Calico Basin in Red Rock National Conservation Area. Source: Wikipedia Commons

Radcliff says most locals rarely visit the Strip and, other than a few grocery-store slot machines, the rest of Vegas isn’t centered around gambling and entertainment.

“When we want to do something special, we go sightseeing,” she said. “We have Red Rock [Canyon] and the Spring Mountains, both of which are popular for hiking and camping. Mount Charleston is good for skiing and, on the eastern side, there’s Lake Mead.
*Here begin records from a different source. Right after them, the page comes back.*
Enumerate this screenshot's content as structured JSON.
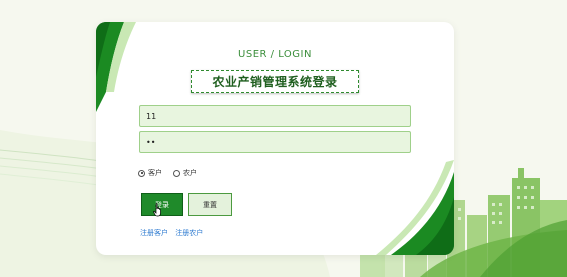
{
  "login": {
    "subtitle": "USER / LOGIN",
    "title": "农业产销管理系统登录",
    "username_value": "11",
    "password_value": "••",
    "roles": [
      "客户",
      "农户"
    ],
    "selected_role": "客户",
    "login_button": "登录",
    "reset_button": "重置",
    "register_customer": "注册客户",
    "register_farmer": "注册农户"
  },
  "colors": {
    "accent": "#1f8a2a",
    "background": "#f6f8ef",
    "field_bg": "#e8f5df",
    "link": "#2c7ad0"
  }
}
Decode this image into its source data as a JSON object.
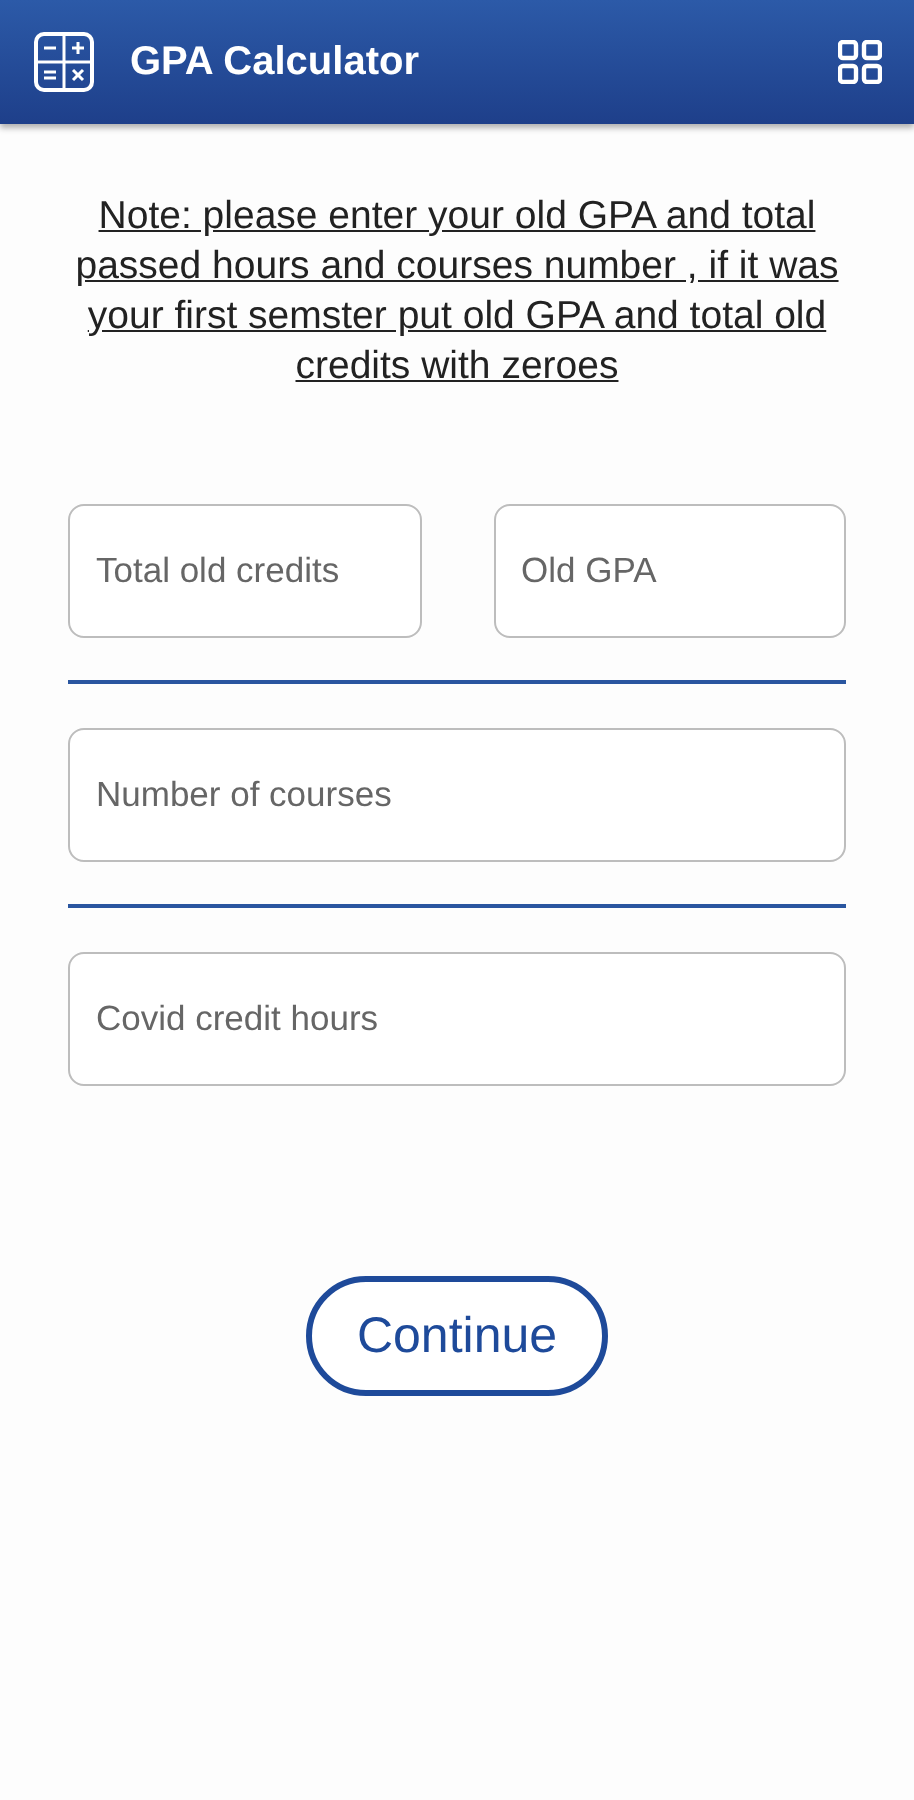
{
  "app_bar": {
    "title": "GPA Calculator"
  },
  "note": "Note: please enter your old GPA and total passed hours and courses number , if it was your first semster put old GPA and total old credits with zeroes",
  "field_rows": [
    {
      "fields": [
        {
          "placeholder": "Total old credits"
        },
        {
          "placeholder": "Old GPA"
        }
      ]
    },
    {
      "fields": [
        {
          "placeholder": "Number of courses"
        }
      ]
    },
    {
      "fields": [
        {
          "placeholder": "Covid credit hours"
        }
      ]
    }
  ],
  "continue_button": "Continue"
}
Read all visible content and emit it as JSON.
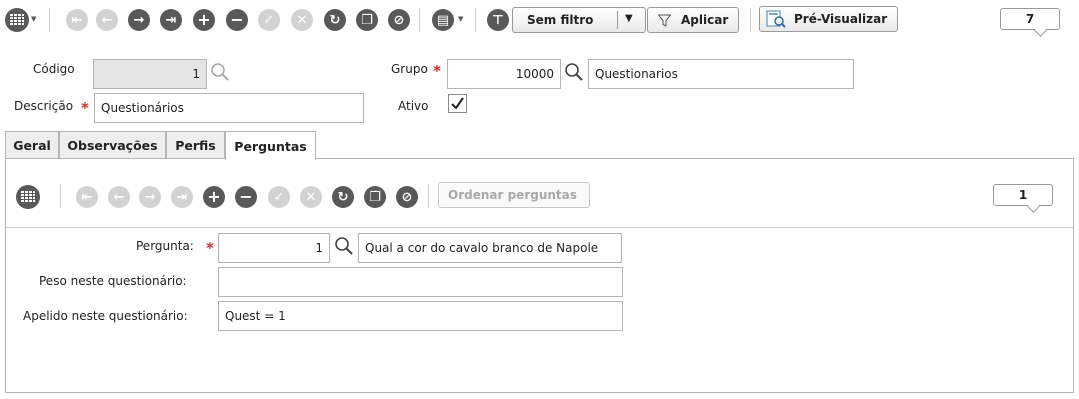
{
  "toolbar": {
    "filter_label": "Sem filtro",
    "apply_label": "Aplicar",
    "preview_label": "Pré-Visualizar",
    "record_count": "7"
  },
  "form": {
    "codigo_label": "Código",
    "codigo_value": "1",
    "grupo_label": "Grupo",
    "grupo_value": "10000",
    "grupo_desc": "Questionarios",
    "descricao_label": "Descrição",
    "descricao_value": "Questionários",
    "ativo_label": "Ativo",
    "ativo_checked": true
  },
  "tabs": [
    {
      "label": "Geral"
    },
    {
      "label": "Observações"
    },
    {
      "label": "Perfis"
    },
    {
      "label": "Perguntas"
    }
  ],
  "active_tab": "Perguntas",
  "subtoolbar": {
    "order_label": "Ordenar perguntas",
    "record_count": "1"
  },
  "detail": {
    "pergunta_label": "Pergunta:",
    "pergunta_value": "1",
    "pergunta_desc": "Qual a cor do cavalo branco de Napole",
    "peso_label": "Peso neste questionário:",
    "peso_value": "",
    "apelido_label": "Apelido neste questionário:",
    "apelido_value": "Quest = 1"
  }
}
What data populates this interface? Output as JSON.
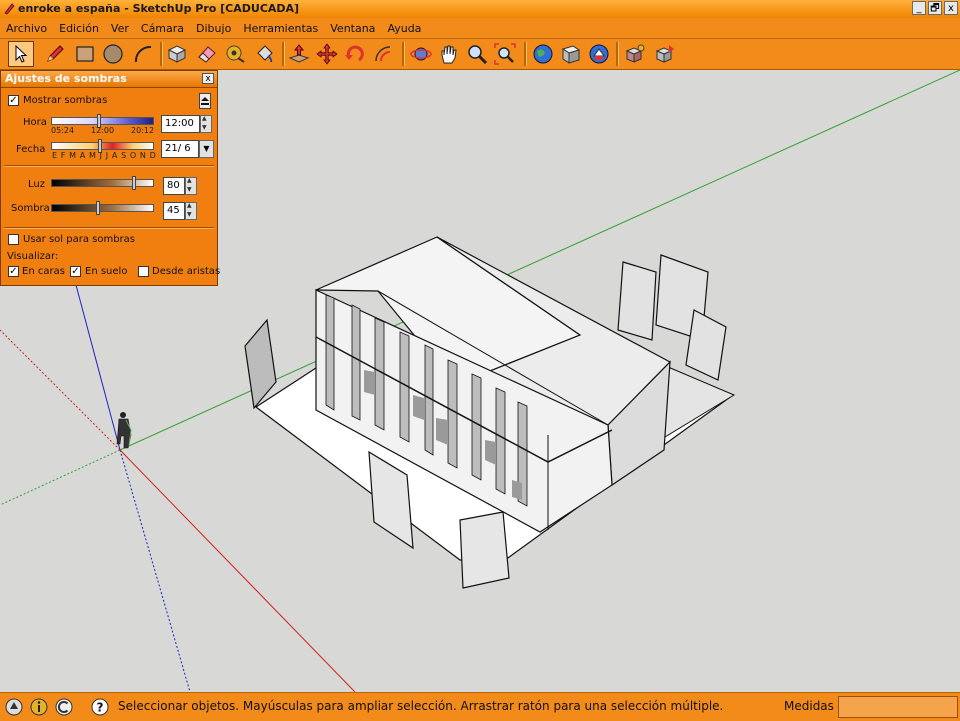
{
  "window": {
    "title": "enroke a españa - SketchUp Pro [CADUCADA]",
    "buttons": [
      "_",
      "🗗",
      "x"
    ]
  },
  "menu": [
    "Archivo",
    "Edición",
    "Ver",
    "Cámara",
    "Dibujo",
    "Herramientas",
    "Ventana",
    "Ayuda"
  ],
  "toolbar": {
    "tools": [
      "select-icon",
      "pencil-icon",
      "rectangle-icon",
      "circle-icon",
      "arc-icon",
      "eraser-box-icon",
      "eraser-icon",
      "tape-measure-icon",
      "paint-bucket-icon",
      "push-pull-icon",
      "move-icon",
      "rotate-icon",
      "offset-icon",
      "orbit-icon",
      "pan-icon",
      "zoom-icon",
      "zoom-extents-icon",
      "google-earth-icon",
      "model-library-icon",
      "warehouse-icon",
      "component-icon",
      "share-icon"
    ]
  },
  "shadow_panel": {
    "title": "Ajustes de sombras",
    "close": "x",
    "show_shadows_label": "Mostrar sombras",
    "show_shadows_checked": true,
    "hora_label": "Hora",
    "hora_ticks": [
      "05:24",
      "12:00",
      "20:12"
    ],
    "hora_value": "12:00",
    "fecha_label": "Fecha",
    "fecha_ticks": "E F M A M J J A S O N D",
    "fecha_value": "21/ 6",
    "luz_label": "Luz",
    "luz_value": "80",
    "sombra_label": "Sombra",
    "sombra_value": "45",
    "use_sun_label": "Usar sol para sombras",
    "use_sun_checked": false,
    "visualizar_label": "Visualizar:",
    "en_caras_label": "En caras",
    "en_caras_checked": true,
    "en_suelo_label": "En suelo",
    "en_suelo_checked": true,
    "desde_aristas_label": "Desde aristas",
    "desde_aristas_checked": false
  },
  "status": {
    "message": "Seleccionar objetos. Mayúsculas para ampliar selección. Arrastrar ratón para una selección múltiple.",
    "measures_label": "Medidas",
    "measures_value": ""
  },
  "colors": {
    "accent": "#f38b1a",
    "axis_red": "#d02020",
    "axis_green": "#20b020",
    "axis_blue": "#2020d0"
  }
}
It’s a big recreational hot spot for boating, fishing and camping.”

Schueler says the Springs Reserve, a 180-acre attraction featuring botanical gardens, museums, family events, traveling exhibits and hiking trails, is also a great place to hang out.

Ethnic food

Sure, the Strip offers ethnic cuisine in the form of chain eateries like Panda Express or El Pollo Loco, but just a few minutes away, you’ll find small, locally owned ethnic restaurants offering up tasty, creative and authentic cuisine.

“My favorite Mexican spot is called Leticias [Mexican Cocina],” said Melly Allen, who works with Schueler at Recess LV. “It’s on the south side of town — off the beaten path for someone traveling here. We literally will wait 45 minutes on a Friday night just to get seats because it’s well worth it. The food is great — it’s authentic — and the service is amazing.”

Chinatown is a good place to get authentic Asian food, according to Schueler. “My husband lived in Japan for a while in the military. He Loves Cafe Noodle.”

Radcliff loves Vegas’ Thai food restaurants. “There are great mom-and-pop places,” she said.


Overall, Schueler and Radcliff say Las Vegas is a work in progress. Downtown is better than it has been in the past because of a growing tech community there, but revitalization takes time.

“No one would go downtown before, but now it’s such a hip place to go,” Schueler said. “I love that there is so much transformation and growth. I can drive by somewhere 10 years later and bam — there are all these new new things that weren’t there before.”